Il Procuratore Dott. Menditto

Il Procuratore della Repubblica Dott. Francesco Menditto in merito alla tragedia di Cave di stamattina, di cui abbiamo parlato qui, spiega:  “Sono in corso le indagini per accertare ogni dettaglio dell’omicidio, che ben può essere definito femminicidio (trattandosi dell’uccisione di una donna in un contesto familiare), e per verificare se vi fossero stati segnali di qualunque natura – nel contesto locale e ambientale di una cittadina di circa 10.000 abitanti – che se comunicati ai Carabinieri o all’Autorità Giudiziaria avrebbero potuto impedire l’omicidio che non può essere ricondotto a una mera e isolata lite familiare”.

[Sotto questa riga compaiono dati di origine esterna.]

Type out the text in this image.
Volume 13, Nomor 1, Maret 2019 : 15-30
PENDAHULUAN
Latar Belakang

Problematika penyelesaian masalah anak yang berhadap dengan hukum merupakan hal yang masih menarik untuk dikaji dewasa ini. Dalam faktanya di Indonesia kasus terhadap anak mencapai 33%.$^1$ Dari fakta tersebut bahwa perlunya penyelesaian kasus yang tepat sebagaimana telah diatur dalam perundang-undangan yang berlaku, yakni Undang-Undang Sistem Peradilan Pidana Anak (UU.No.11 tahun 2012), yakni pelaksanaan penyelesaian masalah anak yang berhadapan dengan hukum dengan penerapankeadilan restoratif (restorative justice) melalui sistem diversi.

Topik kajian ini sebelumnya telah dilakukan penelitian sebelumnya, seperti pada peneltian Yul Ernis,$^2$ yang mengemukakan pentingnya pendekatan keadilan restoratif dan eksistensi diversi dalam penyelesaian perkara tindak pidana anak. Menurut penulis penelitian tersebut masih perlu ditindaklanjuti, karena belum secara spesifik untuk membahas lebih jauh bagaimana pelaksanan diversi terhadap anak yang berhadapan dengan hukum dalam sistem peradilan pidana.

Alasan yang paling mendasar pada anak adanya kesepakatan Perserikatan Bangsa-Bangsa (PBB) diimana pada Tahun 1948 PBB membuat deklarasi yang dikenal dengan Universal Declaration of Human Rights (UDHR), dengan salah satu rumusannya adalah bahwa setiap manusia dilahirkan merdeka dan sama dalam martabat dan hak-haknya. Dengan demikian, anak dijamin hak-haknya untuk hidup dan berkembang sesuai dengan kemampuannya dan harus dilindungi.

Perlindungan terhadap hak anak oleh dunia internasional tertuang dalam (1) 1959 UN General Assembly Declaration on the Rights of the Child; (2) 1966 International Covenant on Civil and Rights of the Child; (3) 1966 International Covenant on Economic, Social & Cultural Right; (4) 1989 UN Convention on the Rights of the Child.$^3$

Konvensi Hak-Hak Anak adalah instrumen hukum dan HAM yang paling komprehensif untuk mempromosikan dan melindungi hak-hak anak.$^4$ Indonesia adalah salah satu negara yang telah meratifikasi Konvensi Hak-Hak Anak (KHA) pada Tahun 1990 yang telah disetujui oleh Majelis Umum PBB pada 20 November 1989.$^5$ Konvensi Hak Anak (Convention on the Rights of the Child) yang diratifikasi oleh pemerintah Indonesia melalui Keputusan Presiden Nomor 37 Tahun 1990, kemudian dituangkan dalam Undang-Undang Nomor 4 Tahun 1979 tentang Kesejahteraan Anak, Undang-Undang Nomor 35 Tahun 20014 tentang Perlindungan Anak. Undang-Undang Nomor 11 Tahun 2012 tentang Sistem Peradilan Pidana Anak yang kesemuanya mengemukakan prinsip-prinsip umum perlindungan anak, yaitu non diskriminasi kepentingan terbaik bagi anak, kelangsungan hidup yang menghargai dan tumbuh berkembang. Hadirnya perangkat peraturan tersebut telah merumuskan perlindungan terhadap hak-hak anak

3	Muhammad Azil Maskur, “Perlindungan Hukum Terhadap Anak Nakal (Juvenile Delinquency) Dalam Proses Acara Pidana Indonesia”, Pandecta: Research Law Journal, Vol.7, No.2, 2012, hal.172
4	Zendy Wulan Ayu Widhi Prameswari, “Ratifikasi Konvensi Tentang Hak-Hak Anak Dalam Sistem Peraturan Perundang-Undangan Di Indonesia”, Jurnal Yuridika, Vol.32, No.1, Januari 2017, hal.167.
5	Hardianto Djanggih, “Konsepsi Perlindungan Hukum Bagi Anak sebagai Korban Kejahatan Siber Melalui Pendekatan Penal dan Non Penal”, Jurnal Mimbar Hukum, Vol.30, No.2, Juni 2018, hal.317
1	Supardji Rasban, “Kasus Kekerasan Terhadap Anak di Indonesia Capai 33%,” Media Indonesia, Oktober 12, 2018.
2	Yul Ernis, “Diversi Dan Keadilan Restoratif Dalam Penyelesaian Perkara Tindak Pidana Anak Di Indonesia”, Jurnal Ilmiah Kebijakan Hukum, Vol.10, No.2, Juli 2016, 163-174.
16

Stamattina sul posto sono intervenuti il Nucleo Investigativo del gruppo Carabinieri di Frascati, per procedere ai necessari rilievi e i Carabinieri della Compagnia di Palestrina per ricostruire nel dettaglio la dinamica del delitto. Il PM della di turno sta procedendo all’interrogatorio di B.A., di anni 69, che aveva ancora tra le mani la pistola regolarmente detenuta dal 1999 utilizzata per l’omicidio della moglie V.C.

La pistola utilizzata è risultata essere regolarmente detenuta dal 1999. Menditto ha aggiunto: “Si è accertato che non risultano denunce o querele presentate dalla donna ai danni dell’uomo, né segnalazioni di soggetti pubblici o privati o interventi dei Carabinieri per violenza – fisiche o morali – ai danni della donna, né procedimenti tra i coniugi innanzi al Tribunale di Tivoli di separazione o di altra natura”.